Blake, 72, made the charge just minutes after a jury had determined by a ten-to-two vote that he was liable in a wrongful death lawsuit brought by the estate of his slain wife, Bonnie Lee Bakely. The jury ordered Blake to pay her four children $30 million in damages.
“That’s a lot of fusilli,” said Blake, “but I’m putting it on Bob Woodward’s tab if he don’t step up and spill the antipasto—and that’s the name of that dish.”
Blake has always maintained he is innocent of any wrongdoing in Bakely’s death. The couple had been married six months and had a nine-month-old daughter when Bakely, who was then forty-five, was shot in the head on May 4, 2001. At the time she was sitting in the former Baretta star’s Dodge Stealth down the street from Vitello’s Italian restaurant, where they had just eaten.

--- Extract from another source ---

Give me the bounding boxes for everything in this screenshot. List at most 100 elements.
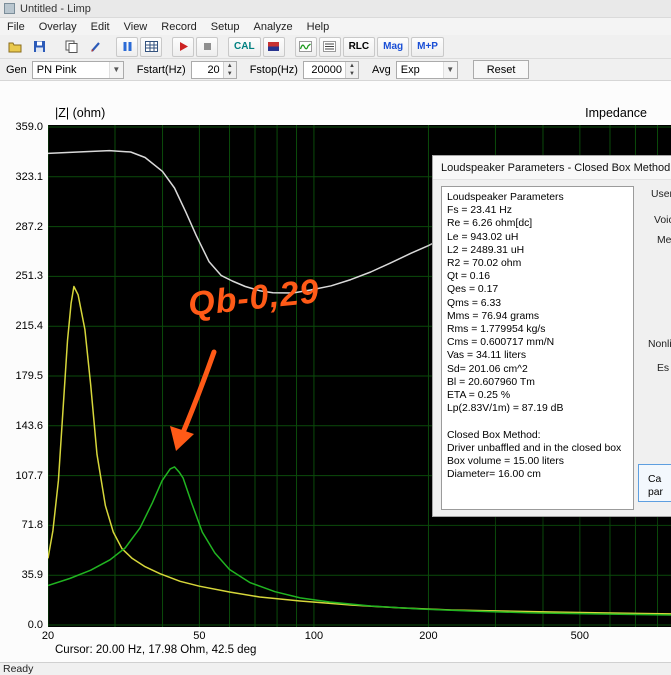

“I couldn’t have whacked her,” Blake reiterated yesterday. “When she was shot in the noodle, I was back in the restaurant looking for my gun.”
After Blake had been acquitted earlier this year by a Van Nuys jury of criminal charges in Bakely’s death, he dismissed the civil suit as “a load of reheated, leftover pasta.” Now he is claiming that Woodward “knows where the salami is hidden in this deal.”
Mickey Rooney, 84, one of the few former actors of Blake’s stature left in Hollywood, told reporters that Blake was so distraught over his wife’s killing he began peppering his speech with food allusions.
“He refers to her as ‘my braccioli’ or ‘that little scungilli’ all the time,” said Rooney. “If that doesn’t prove he’s innocent, I don’t know what does.”
An attorney for Bakely’s estate contradicted Rooney’s claim.
“Blake’s been talking like a Food Network geek ever since Vitello’s named a pasta dish after him in 1999,” said Herman Goldmeyer.
The dish, fusilli e minestra alla Robert Blake, is an artful blending of homemade corkscrew pasta tossed lightly in freshly chopped garlic, unfiltered extra virgin olive oil, tender baby spinach, and hand-picked Roma tomatoes.
Although Blake stopped short of saying how he knew Woodward was aware “who had cooked up” Bakely’s murder, he hinted that Woodward might have gotten the information from a former White House chef.